Your basis in the Airdrop will be the amount you pay Ordinary Income tax on (i.e., if your Airdrop was worth $2,000 USD when you received it, that is what you report on your tax return as Ordinary Income, and $2,000 is your basis in the Airdrop).
What if you receive an NFT as an Airdrop? Same rules apply. However, if there’s no value that can be determined and no market, your basis will be Zero. However, if there’s a market already established (e.g. Bored APE Yacht Club, etc.) you must report the value as Ordinary Income.
Note: any gains after you sell the airdrop will therefore be capital gains, either short-term or long-term, depending on how long you hold the NFT.
Mining Income
If you are a cryptocurrency miner (not talking about physical mining of minerals, etc.) Then you should know that Mining Income is classified as Ordinary Income; however, you can deduct (or depreciate) your mining rig and the business portion of electricity as an expense against your Ordinary Income.
Staking Income
Currently there is a case in the District Court of Tennessee called “Jarrett v. United States.” A couple, the Jarretts, are suing the IRS. They allege that the income from Staking is not taxable. They argue that when a baker bakes a cake, there is no taxable effect until the cake has been sold. Written in the brief to the court: “Like [a] baker or the writer, Mr. Jarrett will realize taxable income when he first sells or exchanges the new property he created…”

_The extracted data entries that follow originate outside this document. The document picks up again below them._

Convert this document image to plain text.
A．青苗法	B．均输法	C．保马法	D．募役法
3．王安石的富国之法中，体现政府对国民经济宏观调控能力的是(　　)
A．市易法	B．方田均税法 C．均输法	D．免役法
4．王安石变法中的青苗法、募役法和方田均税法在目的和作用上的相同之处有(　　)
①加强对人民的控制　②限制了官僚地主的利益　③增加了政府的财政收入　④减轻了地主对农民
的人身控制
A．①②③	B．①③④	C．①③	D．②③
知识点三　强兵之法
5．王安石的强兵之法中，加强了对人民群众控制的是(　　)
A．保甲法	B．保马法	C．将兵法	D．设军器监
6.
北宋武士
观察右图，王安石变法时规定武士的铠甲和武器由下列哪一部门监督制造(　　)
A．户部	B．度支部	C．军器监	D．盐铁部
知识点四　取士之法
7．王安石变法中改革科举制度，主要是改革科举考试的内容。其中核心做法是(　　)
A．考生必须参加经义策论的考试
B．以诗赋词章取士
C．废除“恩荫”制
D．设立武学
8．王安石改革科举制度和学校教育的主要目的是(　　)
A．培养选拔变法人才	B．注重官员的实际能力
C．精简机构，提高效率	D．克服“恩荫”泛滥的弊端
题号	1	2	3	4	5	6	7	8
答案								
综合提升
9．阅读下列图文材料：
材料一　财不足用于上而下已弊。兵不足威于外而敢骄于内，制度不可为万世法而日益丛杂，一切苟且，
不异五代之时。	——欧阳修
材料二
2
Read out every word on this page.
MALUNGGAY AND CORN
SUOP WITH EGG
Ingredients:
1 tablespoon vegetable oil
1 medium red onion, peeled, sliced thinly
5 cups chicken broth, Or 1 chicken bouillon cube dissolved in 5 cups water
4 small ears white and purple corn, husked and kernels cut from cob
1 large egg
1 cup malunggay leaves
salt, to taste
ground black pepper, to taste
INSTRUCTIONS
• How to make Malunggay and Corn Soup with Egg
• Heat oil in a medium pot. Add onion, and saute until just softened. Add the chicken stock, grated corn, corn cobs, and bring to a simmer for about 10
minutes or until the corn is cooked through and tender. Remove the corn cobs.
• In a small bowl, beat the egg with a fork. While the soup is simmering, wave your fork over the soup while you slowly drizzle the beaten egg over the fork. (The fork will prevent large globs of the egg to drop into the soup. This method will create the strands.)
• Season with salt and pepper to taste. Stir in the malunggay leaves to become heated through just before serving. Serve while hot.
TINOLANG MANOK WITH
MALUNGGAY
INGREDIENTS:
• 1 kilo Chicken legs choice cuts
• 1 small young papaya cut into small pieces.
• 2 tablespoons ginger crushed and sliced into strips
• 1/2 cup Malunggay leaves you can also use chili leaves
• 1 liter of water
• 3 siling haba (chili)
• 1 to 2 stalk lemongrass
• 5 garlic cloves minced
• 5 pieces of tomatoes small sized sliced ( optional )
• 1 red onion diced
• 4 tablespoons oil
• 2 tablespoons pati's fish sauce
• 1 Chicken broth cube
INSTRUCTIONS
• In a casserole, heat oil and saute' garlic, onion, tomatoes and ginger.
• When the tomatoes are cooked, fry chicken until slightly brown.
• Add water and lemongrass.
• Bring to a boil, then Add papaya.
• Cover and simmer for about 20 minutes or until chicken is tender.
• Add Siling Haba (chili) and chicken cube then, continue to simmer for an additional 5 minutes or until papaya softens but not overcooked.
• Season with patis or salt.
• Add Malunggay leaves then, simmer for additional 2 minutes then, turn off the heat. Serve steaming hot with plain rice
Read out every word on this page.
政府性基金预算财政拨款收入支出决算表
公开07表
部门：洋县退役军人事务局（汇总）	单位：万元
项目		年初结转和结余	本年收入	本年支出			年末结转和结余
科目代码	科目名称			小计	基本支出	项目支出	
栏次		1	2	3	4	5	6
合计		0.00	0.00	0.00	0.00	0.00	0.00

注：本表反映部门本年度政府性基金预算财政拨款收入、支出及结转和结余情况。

All CPA and Tax Attorney eyes are on this case to see the court decision. I’m certain, whichever way it falls, the loser will file an appeal elevating it from District Court to U.S. Tax Court.
Front Page of Your Tax Return
The IRS no requires you to check a box on the front page of your tax return if you have bought, held, or sold any virtual currency, during the taxable year.
Where do I find a CPA that knows NFTs?
I am not taking on new clients, but luckily I have colleagues that work in the NFT / Crypto space that are. Here’s a list, tell them Romeo sent you:
Name | Link | Jurisdiction they practice in |
---|
Nick Young, CPA | https://www.klatzkin.com/ | Specializes: NY, NJ, CT, but can do any state |
Maneisha, CPA | https://www.maneisha.com/ | Canada (only, not taking on U.S. Clients) |
I will update the list as more CPAs let me know that they are knowledgable on NFTs and are interested in being included on the list.
Conclusion
Is this everything about NFTs and taxes? Of course not, the IRS hasn’t even weighed in yet. But now you have an idea of what to expect with your 2021 tax return. Eventually, the IRS will get more involved and, as always, we will be sure to update you.